Salmon and Prawn Laksa with Udon Noodles
Fresh salmon and prawns served on udon noodles and drenched in laksa sauce.
Recipe Information
| serves | SALMON PORTION |
COURSE | COOKING METHOD |
PREPARATION TIME |
|
|---|---|---|---|---|---|
| 4 | Fresh Salmon,Fillet | Main | Stir Fry,Pan | Less than 30 minutes |
Ingredients
- 2 x 15ml spoons laksa paste
- 400g can coconut milk
- 2 x 15ml spoons sesame oil
- 120g pack shiitake mushrooms
- 125g pack enoki mushrooms
- 125g large prawns
- 50g peas, cooked and refreshed
- 4 small salmon fillets
- 2 x 211g pack Udon noodles
- 2 x 15ml spoons fresh coriander leaves
Method
Heat the laksa paste in a small pan and cook for a minute. Stir in the coconut milk, blend well and leave over a low heat.

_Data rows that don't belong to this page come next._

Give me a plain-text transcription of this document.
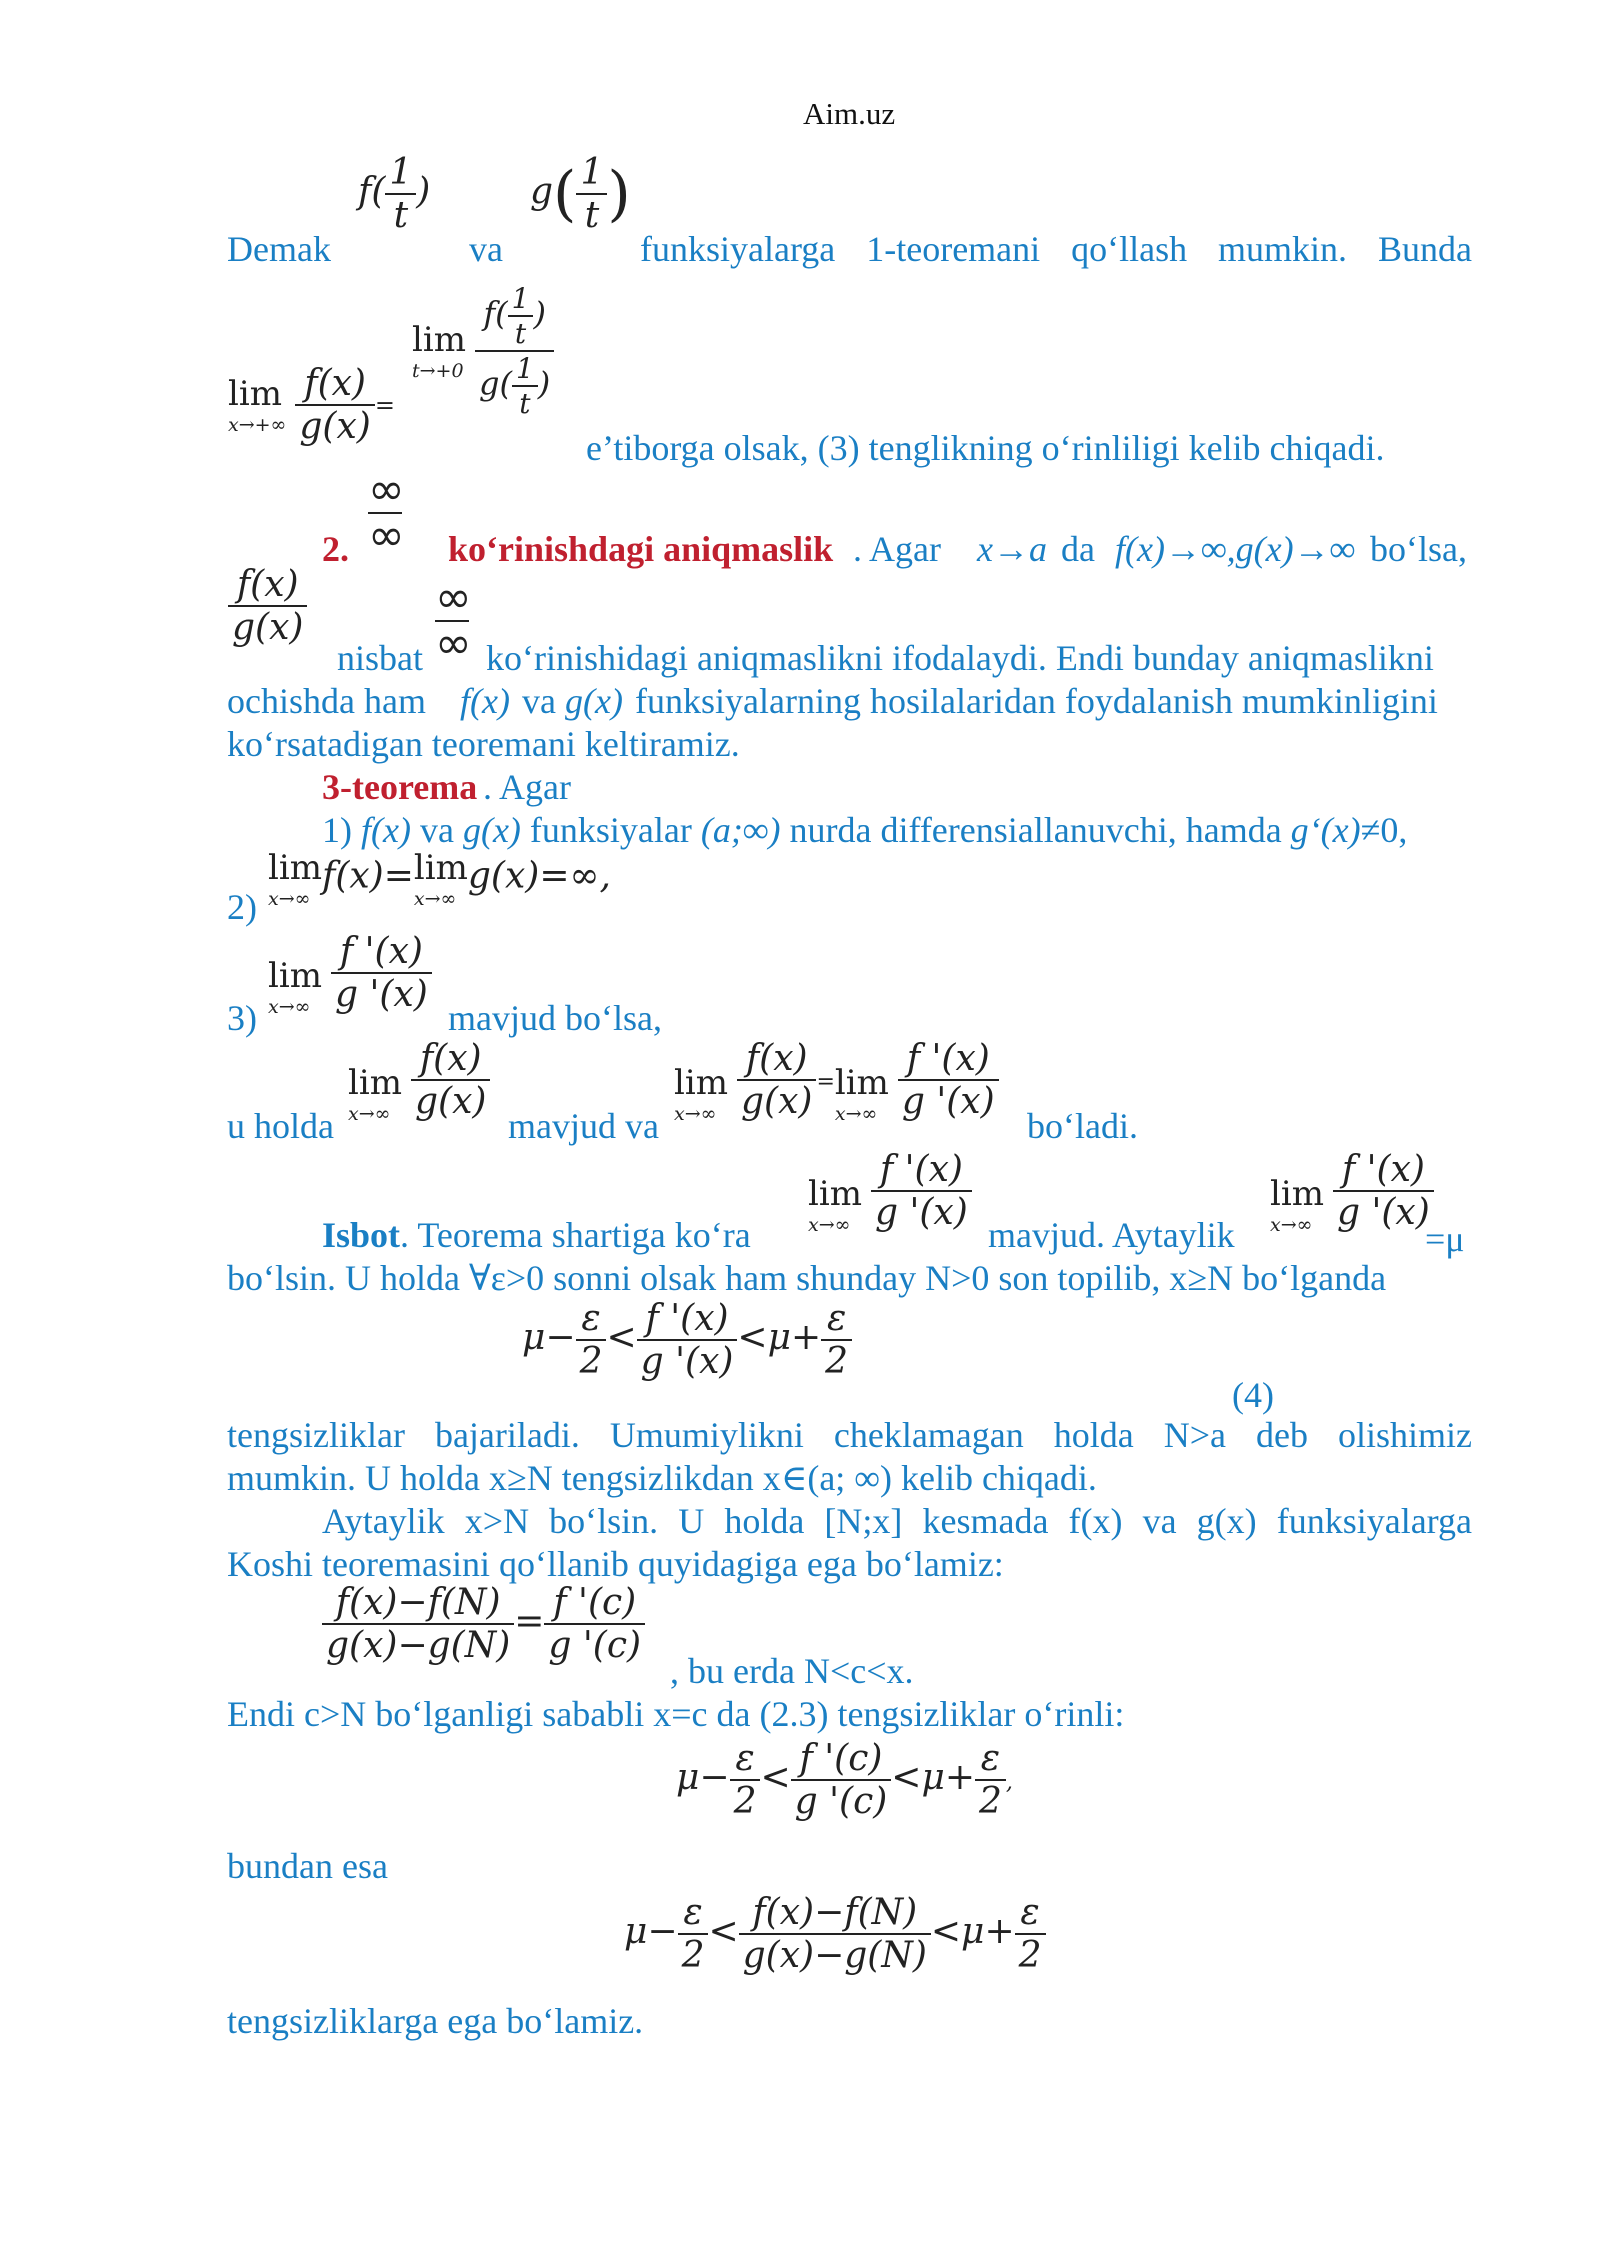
Aim.uz
Demak
$f( \frac{1}{t}$ )
va
$g( \frac{1}{t}$ )
funksiyalarga 1-teoremani qo‘llash mumkin. Bunda
lim
x→+∞
$\frac{f(x)}{g(x)}$ =
lim
t→+0
$\frac{f( \frac{1}{t} )}{g( \frac{1}{t} )}$
e’tiborga olsak, (3) tenglikning o‘rinliligi kelib chiqadi.
∞
∞
2.	ko‘rinishdagi aniqmaslik . Agar x→a da f(x)→∞,g(x)→∞ bo‘lsa,
$\frac{f(x)}{g(x)}$
nisbat
∞
∞ ko‘rinishidagi aniqmaslikni ifodalaydi. Endi bunday aniqmaslikni
ochishda ham f(x) va g(x) funksiyalarning hosilalaridan foydalanish mumkinligini
ko‘rsatadigan teoremani keltiramiz.
3-teorema . Agar
1) f(x) va g(x) funksiyalar (a;∞) nurda differensiallanuvchi, hamda g‘(x)≠0,
2)
lim
x→∞
f(x)= lim
x→∞
g(x)=∞,
3)
lim
x→∞
$\frac{f '(x)}{g '(x)}$
mavjud bo‘lsa,
u holda
lim
x→∞
$\frac{f(x)}{g(x)}$
mavjud va
lim
x→∞
$\frac{f(x)}{g(x)} = \lim$
x→∞
$\frac{f '(x)}{g '(x)}$
bo‘ladi.
lim
x→∞
$\frac{f '(x)}{g '(x)}$	lim
x→∞
$\frac{f '(x)}{g '(x)}$
=μ
Isbot. Teorema shartiga ko‘ra	mavjud. Aytaylik
bo‘lsin. U holda ∀ε>0 sonni olsak ham shunday N>0 son topilib, x≥N bo‘lganda
$\mu- \frac{\varepsilon}{2} < \frac{f '(x)}{g '(x)} <\mu+ \frac{\varepsilon}{2}$
(4)
tengsizliklar bajariladi. Umumiylikni cheklamagan holda N>a deb olishimiz
mumkin. U holda x≥N tengsizlikdan x∈(a; ∞) kelib chiqadi.
Aytaylik x>N bo‘lsin. U holda [N;x] kesmada f(x) va g(x) funksiyalarga
Koshi teoremasini qo‘llanib quyidagiga ega bo‘lamiz:
$\frac{f(x)-f(N)}{g(x)-g(N)} = \frac{f '(c)}{g '(c)}$
, bu erda N<c<x.
Endi c>N bo‘lganligi sababli x=c da (2.3) tengsizliklar o‘rinli:
$\mu- \frac{\varepsilon}{2} < \frac{f '(c)}{g '(c)} <\mu+ \frac{\varepsilon}{2}$ ,
bundan esa
$\mu- \frac{\varepsilon}{2} < \frac{f(x)-f(N)}{g(x)-g(N)} <\mu+ \frac{\varepsilon}{2}$
tengsizliklarga ega bo‘lamiz.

Heat a 15ml spoon of the sesame oil in another pan and stir-fry the mushrooms for 2-3 minutes, then add the prawns and peas and fry for a further 2 minutes. Keep warm.
Heat the remaining oil in a third pan and fry the salmon fillets for 3-4 minutes, until just cooked.
Cook the noodles following the pack instructions. Divide between 4 large bowls. Top with the mushroom and prawns and a piece of salmon. Pour over the laksa sauce and serve immediately sprinkled with coriander leaves.